Fünf Gründe, warum Unternehmen EaaS-Angebote nutzen sollten:
- 1. Statt hoher Anschaffungskosten erfolgt die Abrechnung wertorientiert (Pay-Per-X).
- 2. Während eine Maschine Teil der Unternehmensbilanz ist (CapEx), ist dies bei Maschinen, die über EaaS-Angebote genutzt werden, nicht der Fall (OpEx).
- 3. Durch die Übernahme verschiedener Risiken, kann sich der Service-Anwender auf seine Kernkompetenzen fokussieren.
- 4. Die relativ kurzen Vertragslaufzeiten (mindestens ca. 1-2 Jahre) erlauben es, nicht mehr benötigte Maschinen zu kündigen. Dadurch kann auch frühzeitig auf neue Technologien im Kontext von Industrie 4.0 gesetzt werden.
- 5. Das Know-how des Service-Anbieters bei der Maschinenkonfiguration und deren -betrieb ermöglichen es, die Maschine mit einem höheren OEE-Wert (Overall Equipment Effectiveness) zu betreiben, als es der Kunde sonst erreichen würde.
Fazit
Aufgrund der sich immer schneller ändernden Marktbedingungen und technologischen Entwicklungen sind innovative Geschäftsmodelle wie EaaS sowohl für Hersteller von Maschinen- und Anlagen als auch für deren Kunden interessant. Dabei können die Hersteller durch die wertorientierte Preisgestaltung neue Kundengruppen ansprechen und die Integration in die Prozessabläufe beim Kunden sorgt für ein besseres Kundenverständnis. Gleichzeitig profitieren die Kunden von unterschiedlichen Risikoübertragungen auf den Hersteller und einem insgesamt effizienteren Maschinenbetrieb.

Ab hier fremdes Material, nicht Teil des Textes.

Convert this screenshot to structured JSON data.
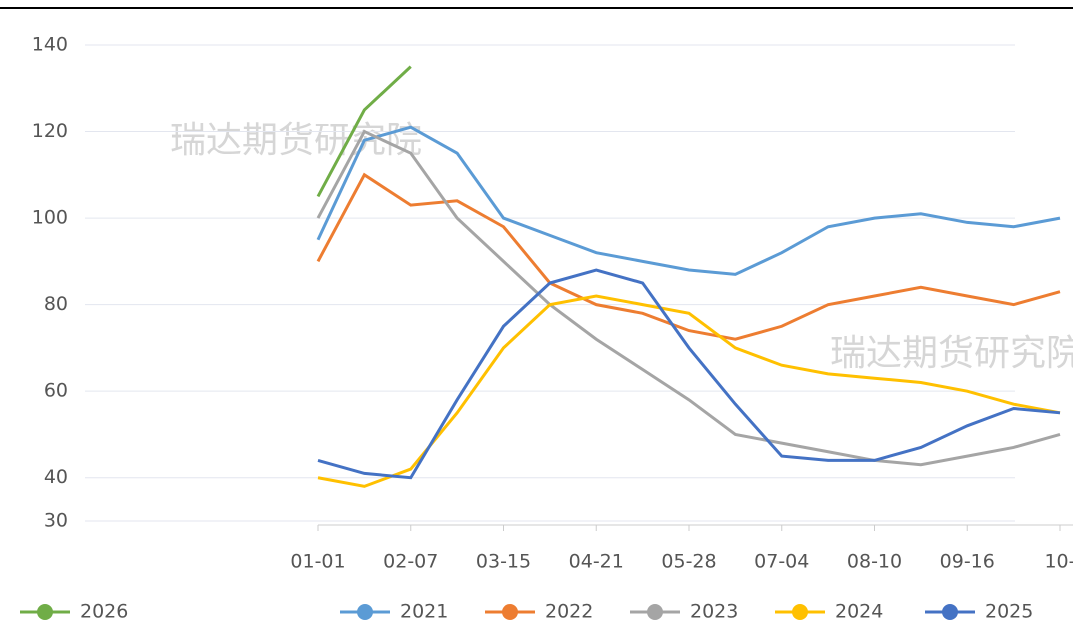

Im zweiten Teil dieser Blogreihe steht der EaaS-Canvas im Mittelpunkt. Der EaaS-Canvas ist ein vom Fraunhofer IAO entwickeltes Werkzeug zur Konzeption von EaaS-Geschäftsmodellen (siehe Leselinks).
Ein methodisches Vorgehen, um den EaaS-Canvas auszufüllen, wird im Methodenleitfaden Equipment-as-a-Service (EaaS) beschrieben, der gemeinsam mit dem Fraunhofer IPA erstellt wurde. Dieser Methodenleitfaden ist auch Inhalt des Workshops Innovation im Maschinen- und Anlagenbau durch wertorientierte Geschäftsmodelle und Pay-per-X, der am 18.09.2024 am Fraunhofer-Institutszentrum in Stuttgart gemeinsam mit dem Fraunhofer IPA und der Allianz Industrie 4.0 BW (VDMA) durchgeführt wird. Interessierte Unternehmen können sich anmelden.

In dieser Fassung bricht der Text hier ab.